Butler's Lives of the Saints

Author: Alban Butler

Publisher: A&C Black

Published: 1995-01-01

Total Pages: 252

ISBN-13: 9780860122593

DOWNLOAD EBOOK

For more than two centuries, "Butler's" has been one of the best known, most widely consulted hagiographies. In its brief and authoritative entries, readers can find a wealth of knowledge on the lives and deeds of the saints, as well as their ecclesiastical and historical importance since canonization.


Who's who

Who's who

Author: Henry Robert Addison

Publisher:

Published: 1905

Total Pages: 1898

ISBN-13:

DOWNLOAD EBOOK

An annual biographical dictionary, with which is incorporated "Men and women of the time."


Reformation Reputations

Reformation Reputations

Author: David J. Crankshaw

Publisher: Springer Nature

Published: 2020-11-10

Total Pages: 493

ISBN-13: 3030554341

DOWNLOAD EBOOK

This book highlights the pivotal roles of individuals in England’s complex sixteenth-century reformations. While many historians study broad themes, such as religious moderation, this volume is centred on the perspective that great changes are instigated not by themes, or ‘isms’, but rather by people – a point recently underlined in the 2017 quincentenary commemorations of Martin Luther’s protest in Germany.

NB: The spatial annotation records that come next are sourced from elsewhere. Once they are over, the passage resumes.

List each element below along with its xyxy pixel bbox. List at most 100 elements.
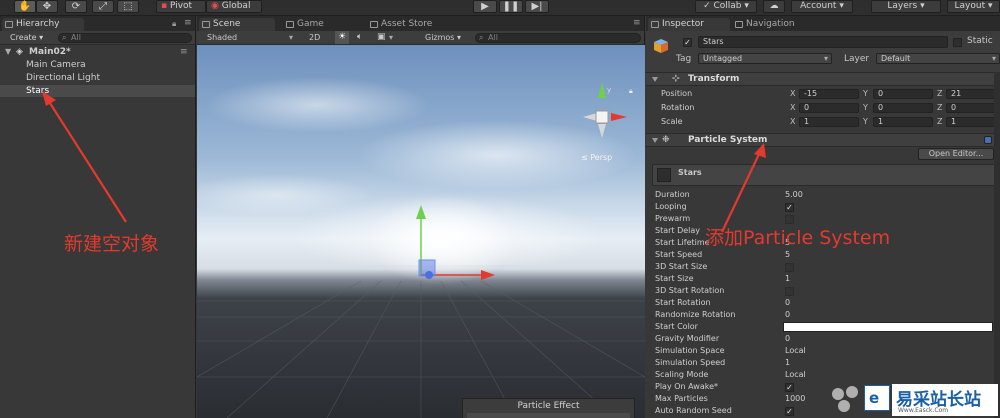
tab-navigation[interactable]: Navigation: [732, 18, 822, 31]
static-checkbox[interactable]: [953, 38, 962, 47]
transform-scale-row: Scale X 1 Y 1 Z 1: [646, 116, 1000, 128]
scene-menu-icon[interactable]: ≡: [180, 46, 188, 58]
position-y-field[interactable]: 0: [873, 89, 933, 99]
prop-start-rotation: Start Rotation 0: [655, 298, 791, 307]
foldout-arrow-icon[interactable]: [652, 77, 658, 82]
3d-start-size-checkbox[interactable]: [785, 263, 794, 272]
unity-scene-icon: ◈: [16, 47, 23, 57]
panel-menu-icon[interactable]: ≡: [184, 18, 192, 28]
scene-root-row[interactable]: ▼ ◈ Main02* ≡: [0, 46, 195, 58]
cloud-icon: ☁: [769, 1, 779, 11]
particle-effect-controls: [467, 413, 630, 418]
play-on-awake-checkbox[interactable]: ✓: [785, 383, 794, 392]
prop-gravity-modifier: Gravity Modifier 0: [655, 334, 791, 343]
foldout-arrow-icon[interactable]: ▼: [5, 46, 11, 58]
tab-scene[interactable]: Scene: [199, 18, 275, 31]
open-editor-button[interactable]: Open Editor...: [918, 148, 994, 160]
navigation-icon: [735, 21, 743, 28]
step-icon: ▶|: [531, 1, 543, 12]
tag-dropdown[interactable]: Untagged: [698, 53, 832, 64]
tab-inspector[interactable]: Inspector: [648, 18, 730, 31]
rotation-y-field[interactable]: 0: [873, 103, 933, 113]
store-icon: [370, 21, 378, 28]
lock-icon[interactable]: 🔒︎: [172, 19, 176, 29]
particle-system-header[interactable]: ❉ Particle System: [646, 133, 1000, 147]
move-gizmo[interactable]: [397, 205, 497, 295]
tab-hierarchy[interactable]: Hierarchy: [2, 18, 84, 31]
transform-header[interactable]: ⊹ Transform: [646, 72, 1000, 86]
inspector-scrollbar[interactable]: [994, 72, 1000, 418]
cloud-button[interactable]: ☁: [763, 0, 785, 13]
prop-scaling-mode: Scaling Mode Local: [655, 370, 806, 379]
layer-dropdown[interactable]: Default: [876, 53, 1000, 64]
global-icon: ◉: [211, 1, 219, 11]
rect-tool-button[interactable]: ⬚: [117, 0, 139, 13]
hand-icon: ✋: [18, 1, 32, 12]
layer-label: Layer: [844, 54, 870, 64]
hierarchy-search-input[interactable]: All: [58, 33, 192, 43]
pivot-icon: ▪: [161, 1, 168, 11]
rotation-x-field[interactable]: 0: [799, 103, 859, 113]
scale-tool-button[interactable]: ⤢: [92, 0, 114, 13]
global-toggle[interactable]: ◉ Global: [206, 0, 262, 13]
axis-gizmo-icon: y: [583, 82, 627, 138]
prop-simulation-space: Simulation Space Local: [655, 346, 806, 355]
auto-random-seed-checkbox[interactable]: ✓: [785, 407, 794, 416]
step-button[interactable]: ▶|: [525, 0, 549, 13]
list-item-selected[interactable]: Stars: [0, 85, 195, 97]
layout-dropdown[interactable]: Layout ▾: [947, 0, 1000, 13]
list-item[interactable]: Main Camera: [0, 59, 195, 71]
particle-system-icon: ❉: [662, 135, 670, 145]
effects-toggle-icon[interactable]: ▣: [377, 31, 386, 44]
prop-start-color: Start Color: [646, 321, 1000, 333]
tag-label: Tag: [676, 54, 692, 64]
scene-search-input[interactable]: All: [475, 33, 641, 43]
scale-y-field[interactable]: 1: [873, 117, 933, 127]
gameobject-cube-icon: [653, 38, 669, 54]
gizmo-lock-icon[interactable]: 🔒︎: [629, 87, 633, 96]
foldout-arrow-icon[interactable]: [652, 138, 658, 143]
prop-randomize-rotation: Randomize Rotation 0: [655, 310, 791, 319]
hierarchy-subbar: Create ▾ All: [0, 31, 195, 45]
pause-button[interactable]: ❚❚: [499, 0, 523, 13]
layers-dropdown[interactable]: Layers ▾: [871, 0, 941, 13]
account-dropdown[interactable]: Account ▾: [791, 0, 853, 13]
mode-2d-toggle[interactable]: 2D: [309, 31, 320, 44]
shading-mode-dropdown[interactable]: Shaded: [207, 31, 237, 44]
rotate-tool-button[interactable]: ⟳: [65, 0, 87, 13]
orientation-gizmo[interactable]: y: [577, 80, 637, 140]
3d-start-rotation-checkbox[interactable]: [785, 287, 794, 296]
scale-x-field[interactable]: 1: [799, 117, 859, 127]
create-dropdown[interactable]: Create ▾: [10, 32, 43, 44]
gizmos-dropdown[interactable]: Gizmos ▾: [425, 31, 461, 44]
persp-label[interactable]: ≤ Persp: [581, 153, 612, 162]
tab-asset-store[interactable]: Asset Store: [367, 18, 467, 31]
tab-game[interactable]: Game: [283, 18, 365, 31]
move-tool-button[interactable]: ✥: [36, 0, 58, 13]
hand-tool-button[interactable]: ✋: [14, 0, 36, 13]
pivot-toggle[interactable]: ▪ Pivot: [156, 0, 206, 13]
scene-viewport[interactable]: y 🔒︎ ≤ Persp Particle Effect: [197, 45, 645, 418]
shading-chevron-icon: ▾: [289, 33, 294, 42]
object-active-checkbox[interactable]: ✓: [683, 38, 692, 47]
looping-checkbox[interactable]: ✓: [785, 203, 794, 212]
rotation-z-field[interactable]: 0: [946, 103, 998, 113]
start-color-swatch[interactable]: [783, 322, 993, 332]
prop-3d-start-size: 3D Start Size: [646, 261, 1000, 273]
help-book-icon[interactable]: [984, 136, 992, 144]
main-module-header[interactable]: Stars: [652, 164, 998, 186]
particle-effect-overlay[interactable]: Particle Effect: [462, 398, 635, 418]
scene-icon: [202, 21, 210, 28]
scale-z-field[interactable]: 1: [946, 117, 998, 127]
position-z-field[interactable]: 21: [946, 89, 998, 99]
object-name-field[interactable]: Stars: [698, 36, 948, 48]
audio-toggle-icon[interactable]: 🔈︎: [357, 31, 362, 44]
lighting-toggle-icon[interactable]: ☀: [335, 31, 350, 44]
svg-text:y: y: [607, 86, 611, 94]
rotate-icon: ⟳: [71, 1, 81, 12]
list-item[interactable]: Directional Light: [0, 72, 195, 84]
panel-menu-icon[interactable]: ≡: [633, 18, 641, 28]
collab-dropdown[interactable]: ✓ Collab ▾: [695, 0, 757, 13]
position-x-field[interactable]: -15: [799, 89, 859, 99]
play-button[interactable]: ▶: [473, 0, 497, 13]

That sovereigns from Henry VIII to Elizabeth I largely drove religious policy in Tudor England is well known. Instead, the essays collected in this volume, inspired by the quincentenary and based upon original research, take a novel approach, emphasizing the agency of some of their most interesting subjects: Protestant and Roman Catholic, clerical and lay, men and women. With an introduction that establishes why the commemorative impulse was so powerful in this period and explores how reputations were constructed, perpetuated and manipulated, the authors of the nine succeeding chapters examine the reputations of three archbishops of Canterbury (Thomas Cranmer, Matthew Parker and John Whitgift), three pioneering bishops’ wives (Elizabeth Coverdale, Margaret Cranmer and Anne Hooper), two Roman Catholic martyrs (John Fisher and Thomas More), one evangelical martyr other than Cranmer (Anne Askew), two Jesuits (John Gerard and Robert Persons) and one author whose confessional identity remains contested (Anthony Munday). Partly biographical, though mainly historiographical, these essays offer refreshing new perspectives on why the selected figures are famed (or should be famed) and discuss what their reformation reputations tell us today.